Let’s look at definitions. Specifically let’s look at the definition of one of the words most frequently being bandied about in connection with the labeling of serious mental illnesses. Let’s look at stigma.

stig•ma
n. pl. stig•ma•ta or stig•mas
1. A mark or token of infamy, disgrace, or reproach: “Party affiliation has never been more casual . . . The stigmata of decay are everywhere” (Arthur M. Schlesinger, Jr.) See Synonyms at stain.
2. A small mark; a scar or birthmark.
3. Medicine A mark or characteristic indicative of a history of a disease or abnormality.
4. Psychology A mark or spot on the skin that bleeds as a symptom of hysteria.
5. stigmata Bodily marks, sores, or sensations of pain corresponding in location to the crucifixion wounds of Jesus, usually occurring during states of religious ecstasy or hysteria.
6. Biology A small mark, spot, or pore, such as the respiratory spiracle of an insect or an eyespot in certain algae.
7. Botany The receptive apex of the pistil of a flower, on which pollen is deposited at pollination.
8. Archaic A mark burned into the skin of a criminal or slave; a brand.

The Free Dictionary stigma

Putting a social before the word stigma doesn’t make it something you can just wash off with soap and water.

Some people have argued that stigma is a religious term, and that perhaps another term would be better used in these cases. Who, after all, has an eternity to endure the Mark of Cain or the Sign of the Cross in. I think the above definition bears out the truth of this view.

(No, I don’t think there are all these uncaught whack jobs out there that are not coming forward to receive their treatment or, *cough* ‘help’, on account of some ‘stigma’ pertaining to whack jobs.)

There are, in my opinion, better words to use. Words that even a politician might understand. Words like prejudice.

prej•u•dice
n.
1.
          a. An adverse judgment or opinion formed beforehand or without knowledge or examination of the facts.
          b. A preconceived preference or idea.
2. The act or state of holding unreasonable preconceived judgments or convictions. See Synonyms at predilection.
3. Irrational suspicion or hatred of a particular group, race, or religion.
4. Detriment or injury caused to a person by the preconceived, unfavorable conviction of another or others.
tr.v. prej•u•diced, prej•u•dic•ing, prej•u•dic•es
1. To cause (someone) to judge prematurely and irrationally. See Synonyms at bias.
2. To affect injuriously or detrimentally by a judgment or an act.

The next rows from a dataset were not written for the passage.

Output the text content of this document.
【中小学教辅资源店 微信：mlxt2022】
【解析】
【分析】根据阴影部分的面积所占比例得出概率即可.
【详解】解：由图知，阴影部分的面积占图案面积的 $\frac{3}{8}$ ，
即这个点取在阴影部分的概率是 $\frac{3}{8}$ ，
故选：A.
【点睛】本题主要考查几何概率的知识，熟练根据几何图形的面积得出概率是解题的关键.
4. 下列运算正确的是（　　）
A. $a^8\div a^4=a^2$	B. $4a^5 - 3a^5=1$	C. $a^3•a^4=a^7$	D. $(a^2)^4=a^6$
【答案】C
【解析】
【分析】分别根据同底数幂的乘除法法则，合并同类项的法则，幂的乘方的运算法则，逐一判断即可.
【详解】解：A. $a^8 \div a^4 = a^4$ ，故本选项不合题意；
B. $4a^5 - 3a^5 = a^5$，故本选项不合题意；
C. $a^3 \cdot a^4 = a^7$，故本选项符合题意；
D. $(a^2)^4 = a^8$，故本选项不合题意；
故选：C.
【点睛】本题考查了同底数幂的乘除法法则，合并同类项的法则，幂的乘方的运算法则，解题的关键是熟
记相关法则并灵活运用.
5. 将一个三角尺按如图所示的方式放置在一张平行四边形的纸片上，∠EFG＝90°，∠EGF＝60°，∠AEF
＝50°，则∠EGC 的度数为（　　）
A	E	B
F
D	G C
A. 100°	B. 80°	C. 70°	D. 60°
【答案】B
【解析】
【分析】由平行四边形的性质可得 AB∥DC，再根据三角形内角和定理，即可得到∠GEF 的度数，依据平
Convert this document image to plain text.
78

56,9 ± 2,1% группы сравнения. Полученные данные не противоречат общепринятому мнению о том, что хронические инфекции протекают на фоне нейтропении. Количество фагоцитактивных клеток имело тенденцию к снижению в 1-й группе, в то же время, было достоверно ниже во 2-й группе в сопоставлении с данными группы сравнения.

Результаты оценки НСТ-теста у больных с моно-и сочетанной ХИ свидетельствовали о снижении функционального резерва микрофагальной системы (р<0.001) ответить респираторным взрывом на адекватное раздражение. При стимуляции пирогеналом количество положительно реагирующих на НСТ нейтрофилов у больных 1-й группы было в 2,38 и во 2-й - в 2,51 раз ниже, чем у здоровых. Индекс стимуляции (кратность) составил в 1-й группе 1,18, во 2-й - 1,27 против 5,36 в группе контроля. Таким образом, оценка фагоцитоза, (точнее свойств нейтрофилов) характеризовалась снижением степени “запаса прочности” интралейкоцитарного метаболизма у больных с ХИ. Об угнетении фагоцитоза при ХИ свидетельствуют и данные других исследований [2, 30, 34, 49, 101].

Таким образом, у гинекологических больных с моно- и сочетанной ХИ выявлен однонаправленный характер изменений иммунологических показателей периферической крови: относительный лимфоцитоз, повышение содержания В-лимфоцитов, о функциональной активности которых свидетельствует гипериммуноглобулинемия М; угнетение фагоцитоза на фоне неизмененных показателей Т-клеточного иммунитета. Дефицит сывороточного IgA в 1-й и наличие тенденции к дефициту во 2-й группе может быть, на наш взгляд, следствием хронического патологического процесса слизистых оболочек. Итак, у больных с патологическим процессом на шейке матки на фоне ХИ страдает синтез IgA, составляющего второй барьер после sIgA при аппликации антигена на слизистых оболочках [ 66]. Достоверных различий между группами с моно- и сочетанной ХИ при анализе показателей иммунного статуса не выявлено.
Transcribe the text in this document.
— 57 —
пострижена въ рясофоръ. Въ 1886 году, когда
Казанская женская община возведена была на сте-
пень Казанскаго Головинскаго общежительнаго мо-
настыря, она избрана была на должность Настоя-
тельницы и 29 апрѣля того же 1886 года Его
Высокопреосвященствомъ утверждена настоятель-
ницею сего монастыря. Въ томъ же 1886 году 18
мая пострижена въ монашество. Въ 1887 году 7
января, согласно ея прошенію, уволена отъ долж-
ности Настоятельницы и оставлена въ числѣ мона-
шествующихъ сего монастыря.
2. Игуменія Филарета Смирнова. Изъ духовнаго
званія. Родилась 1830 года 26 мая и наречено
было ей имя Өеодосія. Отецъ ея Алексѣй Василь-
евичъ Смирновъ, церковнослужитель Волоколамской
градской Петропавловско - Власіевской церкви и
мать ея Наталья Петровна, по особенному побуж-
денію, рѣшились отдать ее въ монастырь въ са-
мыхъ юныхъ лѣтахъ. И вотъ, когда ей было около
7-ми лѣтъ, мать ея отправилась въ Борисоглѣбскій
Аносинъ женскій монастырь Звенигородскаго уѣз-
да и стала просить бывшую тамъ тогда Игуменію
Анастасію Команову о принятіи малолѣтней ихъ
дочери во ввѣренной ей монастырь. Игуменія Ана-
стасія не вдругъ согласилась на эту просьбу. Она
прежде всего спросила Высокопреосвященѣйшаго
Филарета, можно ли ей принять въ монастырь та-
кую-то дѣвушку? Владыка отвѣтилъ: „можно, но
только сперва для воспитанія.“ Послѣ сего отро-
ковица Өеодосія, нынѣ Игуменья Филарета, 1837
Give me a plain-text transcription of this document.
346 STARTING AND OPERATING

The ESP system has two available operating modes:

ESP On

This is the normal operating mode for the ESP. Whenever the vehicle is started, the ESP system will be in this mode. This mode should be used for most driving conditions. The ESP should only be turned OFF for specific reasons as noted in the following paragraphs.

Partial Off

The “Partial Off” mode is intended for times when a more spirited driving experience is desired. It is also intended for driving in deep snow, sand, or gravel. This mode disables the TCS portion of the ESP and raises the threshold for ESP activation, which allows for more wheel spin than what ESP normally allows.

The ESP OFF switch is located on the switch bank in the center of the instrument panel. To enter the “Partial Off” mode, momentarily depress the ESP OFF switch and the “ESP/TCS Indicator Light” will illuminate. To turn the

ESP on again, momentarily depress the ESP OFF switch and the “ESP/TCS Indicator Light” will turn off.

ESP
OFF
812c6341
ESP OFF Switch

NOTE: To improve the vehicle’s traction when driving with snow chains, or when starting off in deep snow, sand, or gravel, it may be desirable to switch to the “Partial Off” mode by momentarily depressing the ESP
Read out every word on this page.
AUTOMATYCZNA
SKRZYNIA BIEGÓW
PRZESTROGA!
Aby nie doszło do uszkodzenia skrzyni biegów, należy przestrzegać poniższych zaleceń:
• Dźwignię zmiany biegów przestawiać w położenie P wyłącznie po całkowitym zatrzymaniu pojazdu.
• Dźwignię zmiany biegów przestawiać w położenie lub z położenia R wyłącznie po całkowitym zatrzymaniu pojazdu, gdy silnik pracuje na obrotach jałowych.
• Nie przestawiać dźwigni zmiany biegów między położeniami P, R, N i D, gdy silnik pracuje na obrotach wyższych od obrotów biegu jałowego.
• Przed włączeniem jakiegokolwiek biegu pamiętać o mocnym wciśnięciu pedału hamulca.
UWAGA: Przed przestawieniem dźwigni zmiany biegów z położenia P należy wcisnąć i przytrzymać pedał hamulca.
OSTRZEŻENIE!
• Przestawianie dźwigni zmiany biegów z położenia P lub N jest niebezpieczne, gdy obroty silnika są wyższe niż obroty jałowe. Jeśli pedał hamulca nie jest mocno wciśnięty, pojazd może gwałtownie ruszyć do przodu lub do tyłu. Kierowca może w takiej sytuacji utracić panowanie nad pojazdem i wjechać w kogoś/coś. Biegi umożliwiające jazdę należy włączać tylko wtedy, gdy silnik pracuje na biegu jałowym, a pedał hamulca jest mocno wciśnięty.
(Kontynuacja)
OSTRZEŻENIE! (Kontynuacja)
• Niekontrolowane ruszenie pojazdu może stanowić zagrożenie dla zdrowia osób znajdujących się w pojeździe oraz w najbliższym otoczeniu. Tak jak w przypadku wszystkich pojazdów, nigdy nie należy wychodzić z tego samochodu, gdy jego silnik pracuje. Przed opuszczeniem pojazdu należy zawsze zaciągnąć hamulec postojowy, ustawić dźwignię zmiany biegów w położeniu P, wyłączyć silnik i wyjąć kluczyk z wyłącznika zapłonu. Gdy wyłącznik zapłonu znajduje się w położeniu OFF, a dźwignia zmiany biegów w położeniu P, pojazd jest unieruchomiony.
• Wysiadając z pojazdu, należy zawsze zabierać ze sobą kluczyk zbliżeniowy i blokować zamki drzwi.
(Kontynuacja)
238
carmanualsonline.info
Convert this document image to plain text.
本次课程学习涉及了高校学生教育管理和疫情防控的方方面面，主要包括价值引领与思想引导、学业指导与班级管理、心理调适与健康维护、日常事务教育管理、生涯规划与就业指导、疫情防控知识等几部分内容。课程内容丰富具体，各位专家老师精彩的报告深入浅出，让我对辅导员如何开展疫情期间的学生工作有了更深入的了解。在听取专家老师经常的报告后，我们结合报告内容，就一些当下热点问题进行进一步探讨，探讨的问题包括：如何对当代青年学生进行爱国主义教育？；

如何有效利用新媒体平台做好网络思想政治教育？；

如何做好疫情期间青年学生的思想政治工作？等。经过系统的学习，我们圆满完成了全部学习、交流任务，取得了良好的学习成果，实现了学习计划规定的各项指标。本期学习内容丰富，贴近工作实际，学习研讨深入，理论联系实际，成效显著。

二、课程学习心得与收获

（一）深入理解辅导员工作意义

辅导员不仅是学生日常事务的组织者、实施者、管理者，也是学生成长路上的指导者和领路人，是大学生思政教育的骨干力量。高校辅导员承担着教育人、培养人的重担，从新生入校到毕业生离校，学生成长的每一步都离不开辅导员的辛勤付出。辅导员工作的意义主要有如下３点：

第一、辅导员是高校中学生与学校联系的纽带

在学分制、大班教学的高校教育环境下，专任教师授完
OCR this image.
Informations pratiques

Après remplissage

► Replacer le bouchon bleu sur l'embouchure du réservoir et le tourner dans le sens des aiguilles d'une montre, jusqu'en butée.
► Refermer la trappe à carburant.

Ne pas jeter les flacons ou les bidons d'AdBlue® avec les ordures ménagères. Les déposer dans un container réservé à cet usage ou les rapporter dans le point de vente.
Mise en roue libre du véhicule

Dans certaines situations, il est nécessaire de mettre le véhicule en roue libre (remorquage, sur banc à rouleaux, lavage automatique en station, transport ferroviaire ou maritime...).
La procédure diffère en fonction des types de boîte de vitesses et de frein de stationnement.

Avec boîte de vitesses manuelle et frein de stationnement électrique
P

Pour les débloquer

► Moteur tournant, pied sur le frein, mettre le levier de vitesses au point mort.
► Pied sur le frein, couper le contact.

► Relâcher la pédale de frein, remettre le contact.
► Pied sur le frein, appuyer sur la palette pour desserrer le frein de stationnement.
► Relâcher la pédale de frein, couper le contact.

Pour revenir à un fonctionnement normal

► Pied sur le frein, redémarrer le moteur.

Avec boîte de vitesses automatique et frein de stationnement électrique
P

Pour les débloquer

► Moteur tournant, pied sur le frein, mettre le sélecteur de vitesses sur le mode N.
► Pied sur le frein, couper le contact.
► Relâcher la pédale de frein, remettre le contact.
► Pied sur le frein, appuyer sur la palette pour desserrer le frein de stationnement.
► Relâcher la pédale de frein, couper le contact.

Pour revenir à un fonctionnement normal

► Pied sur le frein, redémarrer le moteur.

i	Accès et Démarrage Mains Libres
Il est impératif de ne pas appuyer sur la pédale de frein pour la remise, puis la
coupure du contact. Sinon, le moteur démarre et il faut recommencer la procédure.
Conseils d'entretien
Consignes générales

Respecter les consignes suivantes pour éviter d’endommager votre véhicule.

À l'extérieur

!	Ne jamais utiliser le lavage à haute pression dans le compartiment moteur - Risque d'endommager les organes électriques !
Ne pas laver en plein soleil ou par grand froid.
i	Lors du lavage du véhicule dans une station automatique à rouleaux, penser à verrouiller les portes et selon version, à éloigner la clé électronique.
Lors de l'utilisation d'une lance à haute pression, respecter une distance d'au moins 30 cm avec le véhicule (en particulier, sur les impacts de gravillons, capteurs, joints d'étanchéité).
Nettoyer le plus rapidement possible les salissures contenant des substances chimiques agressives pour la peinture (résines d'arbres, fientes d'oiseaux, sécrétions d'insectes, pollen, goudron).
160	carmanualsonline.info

The Free Dictionary prejudice

The ex-patient movement has had its share of Rosa Parks. Do we speak of stigma when we speak about the adversity faced by women and African Americans? No. People are prejudiced against certain people on account of their skin color, gender, or what have you, and they discriminate against those people who are perceived as being somehow different from themselves.

dis•crim•i•nate
v. dis•crim•i•nat•ed, dis•crim•i•nat•ing, dis•crim•i•nates
v.intr.
1.
          a. To make a clear distinction; distinguish: discriminate among the options available.
          b. To make sensible decisions; judge wisely.
2. To make distinctions on the basis of class or category without regard to individual merit; show preference or prejudice: was accused of discriminating against women; discriminated in favor of his cronies.
v.tr.
1. To perceive the distinguishing features of; recognize as distinct: discriminate right from wrong.
2. To distinguish by noting differences; differentiate: unable to discriminate colors.
3. To make or constitute a distinction in or between: methods that discriminate science from pseudoscience

The Free Dictionary discriminate

We are in this instance referring specifically to definition 2.

2. To make distinctions on the basis of class or category without regard to individual merit; show preference or prejudice: was accused of discriminating against women; discriminated in favor of his cronies.

This is important. Some people don’t ‘get it’. The English language need not be your lack of understanding of that language.

I’ve also heard the view expressed that mental illness doesn’t discriminate, or that it is indiscriminate, and that anybody can be stricken with it. What I say when I hear such a view expressed is, “What evidence do you have to support your hypothesis?” Facts and figures are what count. Prove it! We know people discriminate, if your illness discriminates, too, we shouldn’t ignore that discrimination. Merely saying it, in other words, doesn’t make it so.